Committee on Forced Conversion urged opening up to public

By Our Correspondent
September 29, 2020

KARACHI: Sindh’s protection of minority and human rights groups/NGOs have hailed the announcement of the visit of the Parliamentary Committee on Protection from Forced Conversion to various parts of the province, saying the commission’s members should meet the victims and their families or guardians separately to collect concrete evidence about the prevailing trend of forced conversion.

The members of the Parliamentary Committee had announced their schedule to visit Sindh, particularly districts Umerkot, Ghotki, and Tharparkar from October 6 to 9, where an unprecedented increase of forced conversion of religion has been witnessed. The activists and civil society organisations (CSOs), including Centre for Social Justice (CSJ) and the People’s Commission for Minorities’ Rights (PCMR), said a trendy phenomenon was observed that in Sindh and Punjab, girls belonging to religious minority were being kidnapped, forcibly converted, married and assaulted.
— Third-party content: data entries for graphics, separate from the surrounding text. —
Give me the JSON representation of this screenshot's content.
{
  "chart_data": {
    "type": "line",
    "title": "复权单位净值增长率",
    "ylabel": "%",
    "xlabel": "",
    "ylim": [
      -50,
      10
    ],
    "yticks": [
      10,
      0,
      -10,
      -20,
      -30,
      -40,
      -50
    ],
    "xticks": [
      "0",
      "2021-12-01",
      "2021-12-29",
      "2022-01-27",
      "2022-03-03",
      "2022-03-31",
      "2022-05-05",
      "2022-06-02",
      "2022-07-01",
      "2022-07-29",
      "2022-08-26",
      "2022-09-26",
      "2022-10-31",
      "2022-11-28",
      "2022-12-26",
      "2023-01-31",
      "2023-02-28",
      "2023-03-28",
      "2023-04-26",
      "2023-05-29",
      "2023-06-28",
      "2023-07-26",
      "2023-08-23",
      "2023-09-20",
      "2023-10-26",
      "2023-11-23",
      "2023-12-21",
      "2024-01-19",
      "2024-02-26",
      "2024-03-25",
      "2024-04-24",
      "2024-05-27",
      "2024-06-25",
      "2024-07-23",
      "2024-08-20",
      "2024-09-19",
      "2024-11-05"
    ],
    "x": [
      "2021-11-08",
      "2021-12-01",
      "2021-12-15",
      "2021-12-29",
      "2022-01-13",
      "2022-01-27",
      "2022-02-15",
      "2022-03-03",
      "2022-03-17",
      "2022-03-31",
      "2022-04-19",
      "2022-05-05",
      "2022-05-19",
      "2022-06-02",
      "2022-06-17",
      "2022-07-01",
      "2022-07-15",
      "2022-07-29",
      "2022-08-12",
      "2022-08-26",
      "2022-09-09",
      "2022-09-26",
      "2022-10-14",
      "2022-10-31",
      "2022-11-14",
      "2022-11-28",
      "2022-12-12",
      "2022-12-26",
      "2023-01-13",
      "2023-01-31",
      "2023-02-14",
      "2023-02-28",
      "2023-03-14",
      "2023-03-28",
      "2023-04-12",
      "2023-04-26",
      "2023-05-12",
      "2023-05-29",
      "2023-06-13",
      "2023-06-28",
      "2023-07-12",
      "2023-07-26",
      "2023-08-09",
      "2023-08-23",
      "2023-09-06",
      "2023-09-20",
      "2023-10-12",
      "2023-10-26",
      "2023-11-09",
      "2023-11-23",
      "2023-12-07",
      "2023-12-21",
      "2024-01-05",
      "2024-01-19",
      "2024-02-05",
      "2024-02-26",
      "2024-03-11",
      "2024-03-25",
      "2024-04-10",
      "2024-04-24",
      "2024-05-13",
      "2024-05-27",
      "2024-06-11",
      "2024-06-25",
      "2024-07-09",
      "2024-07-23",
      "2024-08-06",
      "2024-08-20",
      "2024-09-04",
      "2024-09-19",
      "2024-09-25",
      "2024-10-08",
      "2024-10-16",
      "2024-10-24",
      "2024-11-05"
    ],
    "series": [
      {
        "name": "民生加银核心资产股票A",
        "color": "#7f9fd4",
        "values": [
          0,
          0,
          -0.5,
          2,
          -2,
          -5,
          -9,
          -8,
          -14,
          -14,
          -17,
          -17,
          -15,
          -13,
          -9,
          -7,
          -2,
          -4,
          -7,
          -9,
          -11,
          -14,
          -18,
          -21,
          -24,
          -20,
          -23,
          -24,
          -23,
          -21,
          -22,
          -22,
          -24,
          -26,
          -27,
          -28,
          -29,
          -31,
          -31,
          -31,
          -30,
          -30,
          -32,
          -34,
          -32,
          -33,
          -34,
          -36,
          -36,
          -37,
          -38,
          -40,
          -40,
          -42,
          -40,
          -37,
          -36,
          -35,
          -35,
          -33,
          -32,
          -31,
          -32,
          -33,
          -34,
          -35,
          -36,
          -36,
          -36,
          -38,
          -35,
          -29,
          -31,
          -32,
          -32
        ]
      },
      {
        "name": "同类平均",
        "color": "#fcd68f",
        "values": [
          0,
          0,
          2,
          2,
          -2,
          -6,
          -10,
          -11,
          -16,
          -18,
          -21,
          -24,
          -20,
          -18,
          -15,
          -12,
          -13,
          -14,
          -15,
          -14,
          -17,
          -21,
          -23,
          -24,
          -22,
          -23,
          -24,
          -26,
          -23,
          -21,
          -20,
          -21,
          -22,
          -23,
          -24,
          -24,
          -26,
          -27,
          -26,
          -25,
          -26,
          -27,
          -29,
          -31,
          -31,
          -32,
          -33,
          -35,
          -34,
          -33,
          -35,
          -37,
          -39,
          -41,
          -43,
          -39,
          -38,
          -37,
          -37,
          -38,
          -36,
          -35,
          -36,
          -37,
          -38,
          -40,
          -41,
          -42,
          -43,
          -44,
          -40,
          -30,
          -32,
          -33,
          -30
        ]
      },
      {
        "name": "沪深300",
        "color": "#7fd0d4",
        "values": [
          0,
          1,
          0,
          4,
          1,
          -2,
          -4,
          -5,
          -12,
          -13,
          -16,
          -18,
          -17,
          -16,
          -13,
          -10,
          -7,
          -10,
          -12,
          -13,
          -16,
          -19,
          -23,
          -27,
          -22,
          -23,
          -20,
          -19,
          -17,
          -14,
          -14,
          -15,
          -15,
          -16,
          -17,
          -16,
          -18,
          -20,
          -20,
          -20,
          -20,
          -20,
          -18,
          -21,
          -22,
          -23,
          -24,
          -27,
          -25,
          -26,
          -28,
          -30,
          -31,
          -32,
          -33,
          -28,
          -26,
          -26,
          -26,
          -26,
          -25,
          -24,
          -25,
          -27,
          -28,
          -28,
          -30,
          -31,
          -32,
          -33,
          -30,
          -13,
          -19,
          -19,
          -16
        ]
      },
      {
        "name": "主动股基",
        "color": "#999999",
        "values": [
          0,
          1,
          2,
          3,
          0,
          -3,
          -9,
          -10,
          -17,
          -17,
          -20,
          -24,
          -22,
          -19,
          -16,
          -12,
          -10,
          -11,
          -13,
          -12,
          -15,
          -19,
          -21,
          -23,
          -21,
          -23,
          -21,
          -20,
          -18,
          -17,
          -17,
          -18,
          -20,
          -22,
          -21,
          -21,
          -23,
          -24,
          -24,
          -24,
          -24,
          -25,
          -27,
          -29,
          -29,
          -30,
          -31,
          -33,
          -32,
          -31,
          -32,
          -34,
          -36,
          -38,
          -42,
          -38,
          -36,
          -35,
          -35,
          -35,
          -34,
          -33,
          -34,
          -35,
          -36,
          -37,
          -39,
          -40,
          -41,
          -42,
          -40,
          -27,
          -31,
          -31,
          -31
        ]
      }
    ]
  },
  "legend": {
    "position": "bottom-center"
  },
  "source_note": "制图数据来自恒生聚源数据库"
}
Executive Director CSJ Peter Jacob, whose organisation monitors cases of forced conversions across Punjab and Sindh, has reiterated the demand to launch similar investigations in cases reported in Punjab. To this end, CSJ had earlier shared a list of 74 incidents of allegedly forced conversions in Punjab with members of the Parliamentary Committee.

In November 2019, the committee comprising members of both the National Assembly and the Senate was notified, having the mandate to officially probe into and intervene into the cases of forced conversions.

The upcoming visit of the committee was expected to be beneficial to all the victims of forced conversion after the participation of the people and groups over the provision of evidences to the committee, Jacob said.